From war-torn Liberia to Austen’s England…

by Northlight Theatre

from BJ Jones, Artistic Director

As we come to the close of our beautiful and moving production of Eclipsed and ready ourselves to present Jane Austen’s Sense & Sensibility it strikes me that both of these plays have a resonance with each other that is not readily apparent. Eclipsed tells the story of women oppressed by war, abused indeed tortured by circumstance and their oppressors, finding mutual support and resilience in the cocoon of relationships they have built to insulate them against their world.

In Sense & Sensibility, a book written 200 years ago, the subtle oppression, cloaked under a mask of social civility is no less shocking or heart rending. The economic pressure, the class structure, the manipulation between the sexes is both shocking and in the distance of time oddly amusing to us now, when in fact it is just as painful and disgraceful.

But Sense & Sensibility is a play which moves dancelike across the water of the narrative, lifting us up giddily through style and poetry, lightly touching on matters of the heart, and not plunging us deeply into grittier realities.

Jon Jory’s stylish production serves up the froth and playfulness, while we become increasingly aware of the tension between the haves and the have-nots. Balls and crinolines only serve to mask the aching awareness of the life and death gambit of class and fortune, fully at play in the early 1800s. The middle class then, like now, was struggling to its feet and to find its place in the sun.

So much of Austen’s work has found resonance for us, which may explain the continued popularity of Pride and Prejudice, and certainly Sense & Sensibility.

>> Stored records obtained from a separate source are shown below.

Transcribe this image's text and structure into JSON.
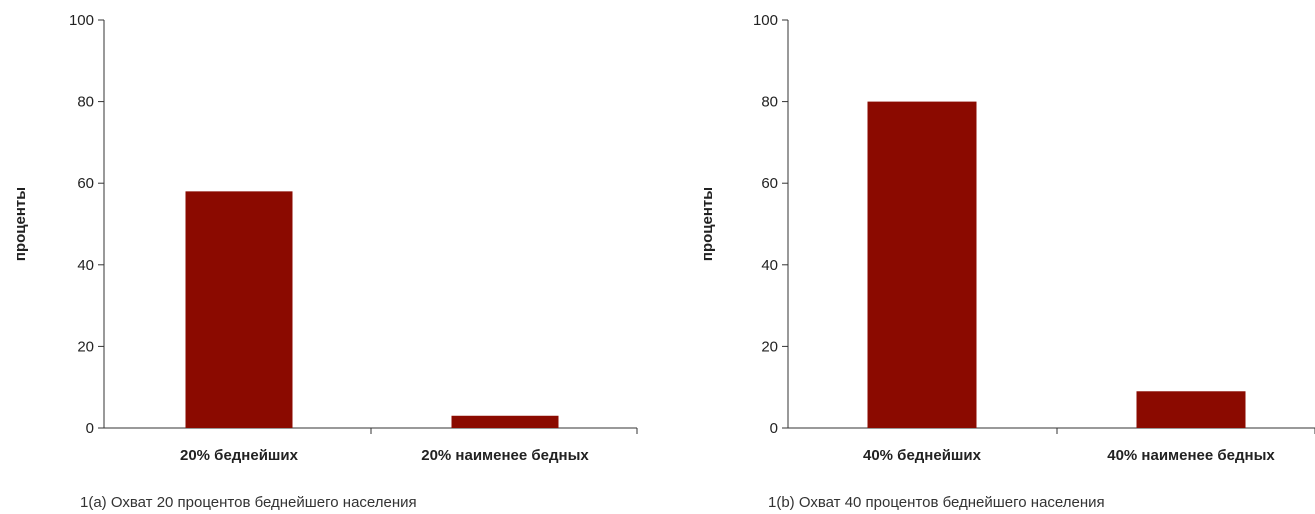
{
  "chart_data": [
    {
      "type": "bar",
      "categories": [
        "20% беднейших",
        "20% наименее бедных"
      ],
      "values": [
        58,
        3
      ],
      "ylabel": "проценты",
      "ylim": [
        0,
        100
      ],
      "yticks": [
        0,
        20,
        40,
        60,
        80,
        100
      ],
      "caption": "1(a) Охват 20 процентов беднейшего населения",
      "bar_color": "#8b0a00",
      "grid": false
    },
    {
      "type": "bar",
      "categories": [
        "40% беднейших",
        "40% наименее бедных"
      ],
      "values": [
        80,
        9
      ],
      "ylabel": "проценты",
      "ylim": [
        0,
        100
      ],
      "yticks": [
        0,
        20,
        40,
        60,
        80,
        100
      ],
      "caption": "1(b) Охват 40 процентов беднейшего населения",
      "bar_color": "#8b0a00",
      "grid": false
    }
  ]
}
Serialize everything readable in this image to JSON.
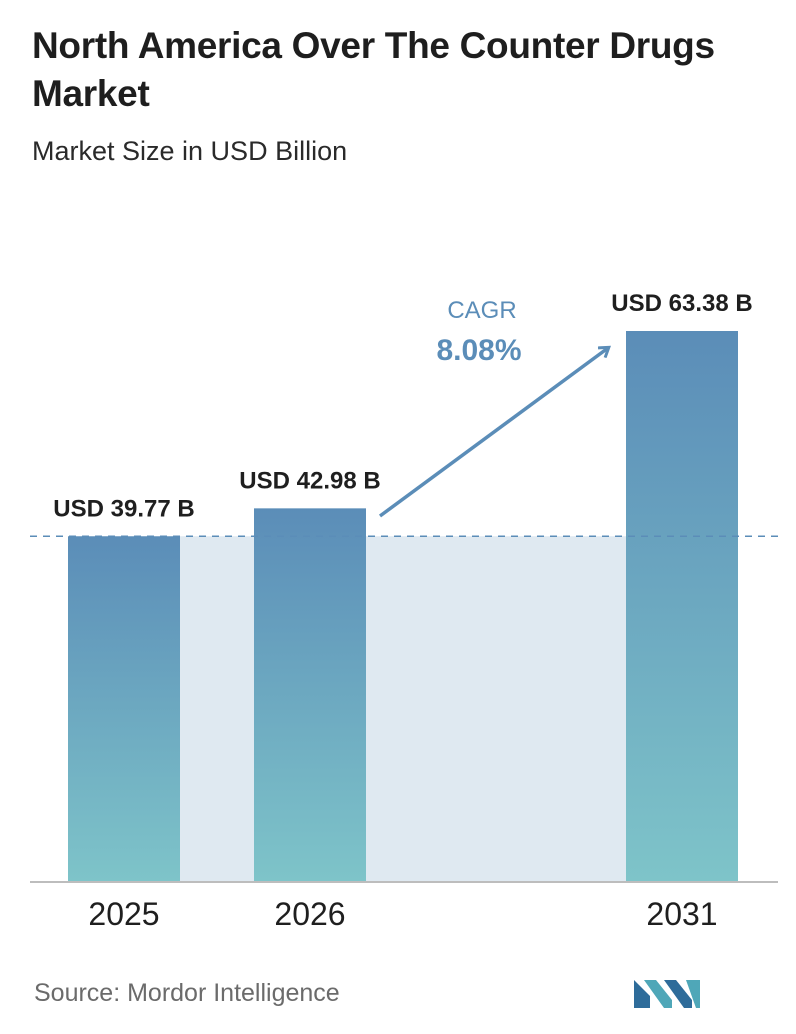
{
  "title": "North America Over The Counter Drugs Market",
  "subtitle": "Market Size in USD Billion",
  "source": "Source:  Mordor Intelligence",
  "colors": {
    "bar_top": "#5b8db8",
    "bar_bottom": "#7ec4c9",
    "band": "#dfe9f1",
    "arrow": "#5b8db8",
    "cagr_text": "#5b8db8",
    "baseline": "#bdbdbd",
    "dashed_line": "#5b8db8"
  },
  "cagr": {
    "label": "CAGR",
    "value": "8.08%"
  },
  "chart_data": {
    "type": "bar",
    "categories": [
      "2025",
      "2026",
      "2031"
    ],
    "values": [
      39.77,
      42.98,
      63.38
    ],
    "data_labels": [
      "USD 39.77 B",
      "USD 42.98 B",
      "USD 63.38 B"
    ],
    "ylim": [
      0,
      63.38
    ],
    "grid": false,
    "reference_line": 39.77
  }
}
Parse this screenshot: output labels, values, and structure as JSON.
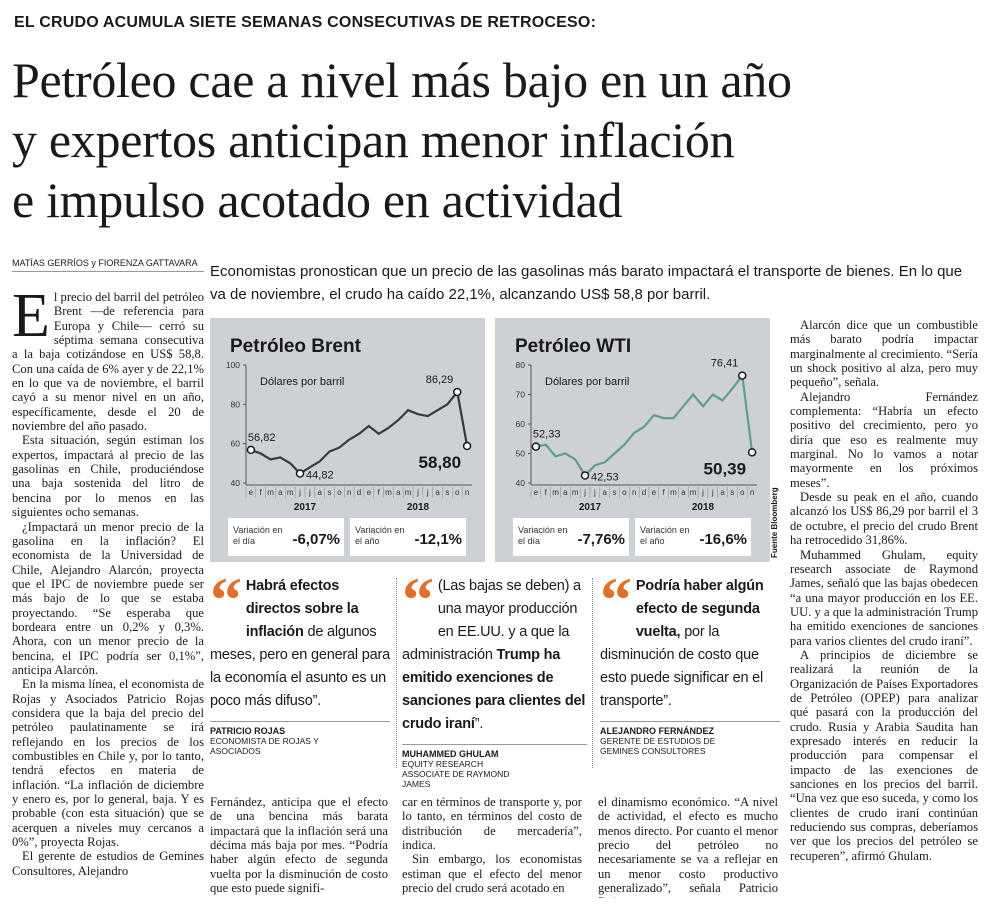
{
  "kicker": "EL CRUDO ACUMULA SIETE SEMANAS CONSECUTIVAS DE RETROCESO:",
  "headline": [
    "Petróleo cae a nivel más bajo en un año",
    "y expertos anticipan menor inflación",
    "e impulso acotado en actividad"
  ],
  "byline": "MATÍAS GERRÍOS y FIORENZA GATTAVARA",
  "dek": "Economistas pronostican que un precio de las gasolinas más barato impactará el transporte de bienes. En lo que va de noviembre, el crudo ha caído 22,1%, alcanzando US$ 58,8 por barril.",
  "drop_cap": "E",
  "columns": [
    [
      "l precio del barril del petróleo Brent —de referencia para Europa y Chile— cerró su séptima semana consecutiva a la baja cotizándose en US$ 58,8. Con una caída de 6% ayer y de 22,1% en lo que va de noviembre, el barril cayó a su menor nivel en un año, específicamente, desde el 20 de noviembre del año pasado.",
      "Esta situación, según estiman los expertos, impactará al precio de las gasolinas en Chile, produciéndose una baja sostenida del litro de bencina por lo menos en las siguientes ocho semanas.",
      "¿Impactará un menor precio de la gasolina en la inflación? El economista de la Universidad de Chile, Alejandro Alarcón, proyecta que el IPC de noviembre puede ser más bajo de lo que se estaba proyectando. “Se esperaba que bordeara entre un 0,2% y 0,3%. Ahora, con un menor precio de la bencina, el IPC podría ser 0,1%”, anticipa Alarcón.",
      "En la misma línea, el economista de Rojas y Asociados Patricio Rojas considera que la baja del precio del petróleo paulatinamente se irá reflejando en los precios de los combustibles en Chile y, por lo tanto, tendrá efectos en materia de inflación. “La inflación de diciembre y enero es, por lo general, baja. Y es probable (con esta situación) que se acerquen a niveles muy cercanos a 0%”, proyecta Rojas.",
      "El gerente de estudios de Gemines Consultores, Alejandro"
    ],
    [
      "Fernández, anticipa que el efecto de una bencina más barata impactará que la inflación será una décima más baja por mes. “Podría haber algún efecto de segunda vuelta por la disminución de costo que esto puede signifi-"
    ],
    [
      "car en términos de transporte y, por lo tanto, en términos del costo de distribución de mercadería”, indica.",
      "Sin embargo, los economistas estiman que el efecto del menor precio del crudo será acotado en"
    ],
    [
      "el dinamismo económico. “A nivel de actividad, el efecto es mucho menos directo. Por cuanto el menor precio del petróleo no necesariamente se va a reflejar en un menor costo productivo generalizado”, señala Patricio Rojas."
    ],
    [
      "Alarcón dice que un combustible más barato podría impactar marginalmente al crecimiento. “Sería un shock positivo al alza, pero muy pequeño”, señala.",
      "Alejandro Fernández complementa: “Habría un efecto positivo del crecimiento, pero yo diría que eso es realmente muy marginal. No lo vamos a notar mayormente en los próximos meses”.",
      "Desde su peak en el año, cuando alcanzó los US$ 86,29 por barril el 3 de octubre, el precio del crudo Brent ha retrocedido 31,86%.",
      "Muhammed Ghulam, equity research associate de Raymond James, señaló que las bajas obedecen “a una mayor producción en los EE. UU. y a que la administración Trump ha emitido exenciones de sanciones para varios clientes del crudo iraní”.",
      "A principios de diciembre se realizará la reunión de la Organización de Países Exportadores de Petróleo (OPEP) para analizar qué pasará con la producción del crudo. Rusia y Arabia Saudita han expresado interés en reducir la producción para compensar el impacto de las exenciones de sanciones en los precios del barril. “Una vez que eso suceda, y como los clientes de crudo iraní continúan reduciendo sus compras, deberíamos ver que los precios del petróleo se recuperen”, afirmó Ghulam."
    ]
  ],
  "chart_data": [
    {
      "type": "line",
      "title": "Petróleo Brent",
      "subtitle": "Dólares por barril",
      "color": "#3a3a3a",
      "categories": [
        "e",
        "f",
        "m",
        "a",
        "m",
        "j",
        "j",
        "a",
        "s",
        "o",
        "n",
        "d",
        "e",
        "f",
        "m",
        "a",
        "m",
        "j",
        "j",
        "a",
        "s",
        "o",
        "n"
      ],
      "year_labels": [
        "2017",
        "2018"
      ],
      "values": [
        56.82,
        55,
        52,
        53,
        50,
        44.82,
        48,
        51,
        56,
        58,
        62,
        65,
        69,
        65,
        68,
        72,
        77,
        75,
        74,
        77,
        80,
        86.29,
        58.8
      ],
      "value_labels": [
        "56,82",
        null,
        null,
        null,
        null,
        "44,82",
        null,
        null,
        null,
        null,
        null,
        null,
        null,
        null,
        null,
        null,
        null,
        null,
        null,
        null,
        null,
        "86,29",
        "58,80"
      ],
      "ylim": [
        40,
        100
      ],
      "yticks": [
        40,
        60,
        80,
        100
      ],
      "stats": [
        {
          "label": "Variación en el día",
          "value": "-6,07%"
        },
        {
          "label": "Variación en el año",
          "value": "-12,1%"
        }
      ]
    },
    {
      "type": "line",
      "title": "Petróleo WTI",
      "subtitle": "Dólares por barril",
      "color": "#5e9d91",
      "categories": [
        "e",
        "f",
        "m",
        "a",
        "m",
        "j",
        "j",
        "a",
        "s",
        "o",
        "n",
        "d",
        "e",
        "f",
        "m",
        "a",
        "m",
        "j",
        "j",
        "a",
        "s",
        "o",
        "n"
      ],
      "year_labels": [
        "2017",
        "2018"
      ],
      "values": [
        52.33,
        53,
        49,
        50,
        48,
        42.53,
        46,
        47,
        50,
        53,
        57,
        59,
        63,
        62,
        62,
        66,
        70,
        66,
        70,
        68,
        72,
        76.41,
        50.39
      ],
      "value_labels": [
        "52,33",
        null,
        null,
        null,
        null,
        "42,53",
        null,
        null,
        null,
        null,
        null,
        null,
        null,
        null,
        null,
        null,
        null,
        null,
        null,
        null,
        null,
        "76,41",
        "50,39"
      ],
      "ylim": [
        40,
        80
      ],
      "yticks": [
        40,
        50,
        60,
        70,
        80
      ],
      "stats": [
        {
          "label": "Variación en el día",
          "value": "-7,76%"
        },
        {
          "label": "Variación en el año",
          "value": "-16,6%"
        }
      ]
    }
  ],
  "source": "Fuente Bloomberg",
  "quotes": [
    {
      "segments": [
        {
          "text": "Habrá efectos directos sobre la inflación",
          "bold": true
        },
        {
          "text": " de algunos meses, pero en general para la economía el asunto es un poco más difuso”.",
          "bold": false
        }
      ],
      "name": "PATRICIO ROJAS",
      "role": "ECONOMISTA DE ROJAS Y ASOCIADOS"
    },
    {
      "segments": [
        {
          "text": "(Las bajas se deben) a una mayor producción en EE.UU. y a que la administración ",
          "bold": false
        },
        {
          "text": "Trump ha emitido exenciones de sanciones para clientes del crudo iraní",
          "bold": true
        },
        {
          "text": "”.",
          "bold": false
        }
      ],
      "name": "MUHAMMED GHULAM",
      "role": "EQUITY RESEARCH ASSOCIATE DE RAYMOND JAMES"
    },
    {
      "segments": [
        {
          "text": "Podría haber algún efecto de segunda vuelta,",
          "bold": true
        },
        {
          "text": " por la disminución de costo que esto puede significar en el transporte”.",
          "bold": false
        }
      ],
      "name": "ALEJANDRO FERNÁNDEZ",
      "role": "GERENTE DE ESTUDIOS DE GEMINES CONSULTORES"
    }
  ]
}
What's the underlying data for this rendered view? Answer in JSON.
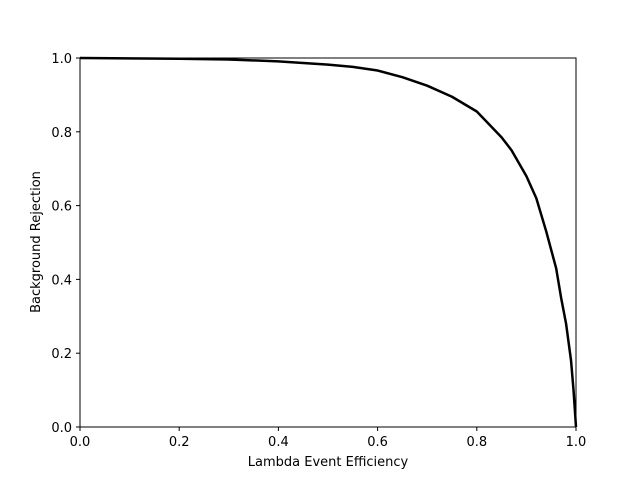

Last year we did a reading of Jon’s adaptation of Emma and we felt that a young rich girl meddling in the lives of those who were not as privileged would not be suitable in these strained economic times.

Sense & Sensibility however felt very right, a family of women fallen on hard times straining to survive in a culture that neither supports them nor even acknowledges their needs. In the latest round of budget cuts, belt tightening, and the harsh alternatives all of us are facing, Jane Austen’s world seems not in the distant past, but up close and very personal.